Uma delas é a publicidade do “brasão do Estado da Paraíba, junto com a logomarca do Paraíba Esporte Total nos painéis utilizados pelos clubes em entrevistas, site e nos estádios/ginásios onde serão realizadas as partidas”. A obrigatoriedade também vai para os uniformes e o layout precisa ter a aprovação da Secretaria de Comunicação Institucional.

Para receber os recursos do Paraíba Esporte Total, outra condição colocada pelo Governo da Paraíba é que os clubes de futebol apresentem à Secretaria de Juventude, Esporte e Lazer (Sejel), um documento assinado por seus presidentes e tesoureiros, onde conste a relação dos patrocinadores que desejam aderir ao Programa, com a indicação dos valores de patrocínio.

É que uma das novidades – e que já existia em outros estados que possuem leis semelhantes – será a fonte de recursos do Paraíba Esporte Total, que poderá ser deduzida, todos os meses, do ICMS dos patrocinadores dos clubes, dentro de um percentual de até 5%. No entendimento do Governo, de acordo com a Medida Provisória, esta será a forma de manter o financiamento do Programa.

Antes do início de cada competição, por meio de um sistema informatizado mantido pelo Governo do Estado, as entidades beneficiadas pelo Paraíba Esporte Total, serão obrigadas a apresentar à Sejel, os chamados ‘Planos de Aplicação de Recursos’, e além disso, cadastrarem as prestações de contas até 60 dias após o fim de cada competição que o time disputou.

Uma grande dúvida entre os dirigentes do esporte paraibano é se este dinheiro pode ser utilizado para pagar os salários de atletas ou comissão técnica. A Medida Provisória coloca que “caso o Plano de Aplicação de Recursos contemple despesas com pessoal, será obrigatória a apresentação dos comprovantes de recolhimento dos encargos sociais e previdenciários”.

Contrapartida social

Ignorada por parte dos times do futebol paraibano, a contrapartida social foi mantida pelo Governo e pela Sejel.
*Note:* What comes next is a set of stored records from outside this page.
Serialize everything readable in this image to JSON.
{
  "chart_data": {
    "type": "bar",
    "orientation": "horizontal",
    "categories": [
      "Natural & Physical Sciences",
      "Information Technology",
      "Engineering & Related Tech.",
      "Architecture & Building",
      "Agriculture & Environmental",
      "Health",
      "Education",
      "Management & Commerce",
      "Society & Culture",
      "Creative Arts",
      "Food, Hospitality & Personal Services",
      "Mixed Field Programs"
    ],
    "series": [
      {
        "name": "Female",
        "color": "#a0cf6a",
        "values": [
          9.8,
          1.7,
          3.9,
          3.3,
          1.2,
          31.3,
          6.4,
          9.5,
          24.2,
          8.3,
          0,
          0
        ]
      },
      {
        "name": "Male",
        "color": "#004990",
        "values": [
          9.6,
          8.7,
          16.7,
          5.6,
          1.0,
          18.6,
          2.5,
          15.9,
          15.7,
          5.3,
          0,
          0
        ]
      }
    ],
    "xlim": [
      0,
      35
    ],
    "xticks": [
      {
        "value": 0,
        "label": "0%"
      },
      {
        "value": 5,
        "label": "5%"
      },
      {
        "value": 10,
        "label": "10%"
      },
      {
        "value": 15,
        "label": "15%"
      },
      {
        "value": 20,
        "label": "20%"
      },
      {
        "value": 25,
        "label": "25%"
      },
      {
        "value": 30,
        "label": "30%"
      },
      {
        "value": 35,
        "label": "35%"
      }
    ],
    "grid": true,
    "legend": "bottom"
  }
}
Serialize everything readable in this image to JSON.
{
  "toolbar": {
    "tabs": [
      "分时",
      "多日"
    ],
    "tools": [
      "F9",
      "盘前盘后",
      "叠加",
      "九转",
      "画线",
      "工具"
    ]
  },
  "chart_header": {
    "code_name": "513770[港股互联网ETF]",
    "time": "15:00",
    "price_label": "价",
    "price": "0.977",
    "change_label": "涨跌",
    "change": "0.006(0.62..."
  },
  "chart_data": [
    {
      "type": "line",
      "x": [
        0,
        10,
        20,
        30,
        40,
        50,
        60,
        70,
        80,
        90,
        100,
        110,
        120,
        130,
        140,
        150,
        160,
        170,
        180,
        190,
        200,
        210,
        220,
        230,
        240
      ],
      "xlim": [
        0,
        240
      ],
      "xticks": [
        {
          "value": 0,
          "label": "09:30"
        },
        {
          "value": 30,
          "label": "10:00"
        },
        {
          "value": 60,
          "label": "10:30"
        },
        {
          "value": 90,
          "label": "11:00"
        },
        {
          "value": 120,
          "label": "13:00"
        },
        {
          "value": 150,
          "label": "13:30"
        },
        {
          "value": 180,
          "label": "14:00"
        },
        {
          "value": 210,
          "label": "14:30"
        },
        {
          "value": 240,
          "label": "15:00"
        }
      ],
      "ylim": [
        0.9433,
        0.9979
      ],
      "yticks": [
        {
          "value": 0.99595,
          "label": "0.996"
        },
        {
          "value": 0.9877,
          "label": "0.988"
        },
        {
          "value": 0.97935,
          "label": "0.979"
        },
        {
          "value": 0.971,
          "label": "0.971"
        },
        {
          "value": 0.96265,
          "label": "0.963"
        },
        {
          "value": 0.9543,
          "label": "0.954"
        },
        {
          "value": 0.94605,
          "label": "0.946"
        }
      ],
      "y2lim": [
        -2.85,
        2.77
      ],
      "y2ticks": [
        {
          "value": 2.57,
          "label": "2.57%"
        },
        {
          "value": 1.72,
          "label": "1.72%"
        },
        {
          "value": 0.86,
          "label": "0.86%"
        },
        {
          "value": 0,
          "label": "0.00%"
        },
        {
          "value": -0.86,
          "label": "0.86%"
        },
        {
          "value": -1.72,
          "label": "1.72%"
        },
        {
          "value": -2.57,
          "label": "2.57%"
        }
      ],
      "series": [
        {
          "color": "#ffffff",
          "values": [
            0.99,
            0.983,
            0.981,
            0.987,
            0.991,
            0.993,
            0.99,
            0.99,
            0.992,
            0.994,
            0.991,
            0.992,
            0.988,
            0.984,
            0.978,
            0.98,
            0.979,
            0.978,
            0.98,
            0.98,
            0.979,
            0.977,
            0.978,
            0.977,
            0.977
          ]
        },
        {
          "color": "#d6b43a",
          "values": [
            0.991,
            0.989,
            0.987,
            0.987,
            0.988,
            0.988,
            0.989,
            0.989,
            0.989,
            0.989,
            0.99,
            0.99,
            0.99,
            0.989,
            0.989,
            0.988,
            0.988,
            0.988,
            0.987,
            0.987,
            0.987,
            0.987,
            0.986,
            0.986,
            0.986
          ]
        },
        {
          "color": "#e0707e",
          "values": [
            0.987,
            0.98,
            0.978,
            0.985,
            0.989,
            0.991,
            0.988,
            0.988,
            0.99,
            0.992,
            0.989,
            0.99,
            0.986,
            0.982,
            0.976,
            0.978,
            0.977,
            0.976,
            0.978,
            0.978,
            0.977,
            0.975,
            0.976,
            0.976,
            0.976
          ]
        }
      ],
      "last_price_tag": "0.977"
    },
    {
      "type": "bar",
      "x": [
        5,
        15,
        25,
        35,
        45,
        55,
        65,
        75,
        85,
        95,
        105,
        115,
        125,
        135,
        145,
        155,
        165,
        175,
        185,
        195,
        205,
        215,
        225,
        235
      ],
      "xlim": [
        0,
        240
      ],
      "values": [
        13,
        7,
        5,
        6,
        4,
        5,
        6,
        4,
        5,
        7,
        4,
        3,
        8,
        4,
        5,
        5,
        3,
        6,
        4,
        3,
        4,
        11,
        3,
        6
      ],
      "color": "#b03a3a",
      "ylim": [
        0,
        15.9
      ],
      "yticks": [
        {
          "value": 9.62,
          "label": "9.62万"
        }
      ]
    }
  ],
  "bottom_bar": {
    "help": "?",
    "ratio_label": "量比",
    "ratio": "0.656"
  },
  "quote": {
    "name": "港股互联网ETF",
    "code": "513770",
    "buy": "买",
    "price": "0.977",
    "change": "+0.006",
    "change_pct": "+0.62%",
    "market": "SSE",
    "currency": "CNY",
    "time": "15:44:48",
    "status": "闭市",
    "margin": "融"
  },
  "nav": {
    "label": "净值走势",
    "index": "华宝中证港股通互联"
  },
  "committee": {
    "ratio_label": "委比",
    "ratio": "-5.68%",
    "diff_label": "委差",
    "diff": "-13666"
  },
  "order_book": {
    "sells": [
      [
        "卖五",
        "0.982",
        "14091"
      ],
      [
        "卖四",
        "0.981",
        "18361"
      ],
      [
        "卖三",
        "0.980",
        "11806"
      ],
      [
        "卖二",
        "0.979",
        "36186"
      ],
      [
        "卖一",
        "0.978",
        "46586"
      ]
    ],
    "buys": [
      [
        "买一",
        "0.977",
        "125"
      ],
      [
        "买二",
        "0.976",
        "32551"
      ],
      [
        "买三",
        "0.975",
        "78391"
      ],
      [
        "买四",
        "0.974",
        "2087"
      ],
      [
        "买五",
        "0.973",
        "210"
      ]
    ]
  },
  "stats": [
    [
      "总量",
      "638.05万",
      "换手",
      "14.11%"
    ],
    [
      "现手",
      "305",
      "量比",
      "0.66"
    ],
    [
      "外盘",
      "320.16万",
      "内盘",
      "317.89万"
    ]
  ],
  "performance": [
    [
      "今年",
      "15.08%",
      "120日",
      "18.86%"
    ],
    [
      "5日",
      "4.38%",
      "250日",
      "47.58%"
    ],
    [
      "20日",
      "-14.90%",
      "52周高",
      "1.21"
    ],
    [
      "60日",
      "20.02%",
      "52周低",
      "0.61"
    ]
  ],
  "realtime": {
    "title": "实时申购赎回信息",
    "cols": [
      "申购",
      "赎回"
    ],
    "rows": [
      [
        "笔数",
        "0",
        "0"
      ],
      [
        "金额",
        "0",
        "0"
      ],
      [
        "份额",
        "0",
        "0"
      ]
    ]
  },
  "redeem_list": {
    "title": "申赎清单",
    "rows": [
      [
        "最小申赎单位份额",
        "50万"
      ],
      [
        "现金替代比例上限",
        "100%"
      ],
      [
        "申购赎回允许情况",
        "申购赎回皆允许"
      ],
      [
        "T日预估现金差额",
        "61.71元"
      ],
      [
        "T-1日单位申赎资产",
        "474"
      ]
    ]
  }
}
Agora, as entidades de outras modalidades olímpicas e paraolímpicas também deverão cumprir com esta obrigatoriedade. O Art. 9º da Medida Provisória diz que “os clubes e entidades desportivas e paradesportivas são obrigadas a disponibilizar pessoal capacitado e recursos materiais para o atendimento dos alunos das Escolas Públicas, mediante realização de aulas de futebol ou da respectiva modalidade, palestras sobre esporte, condicionamento físico e recreação”.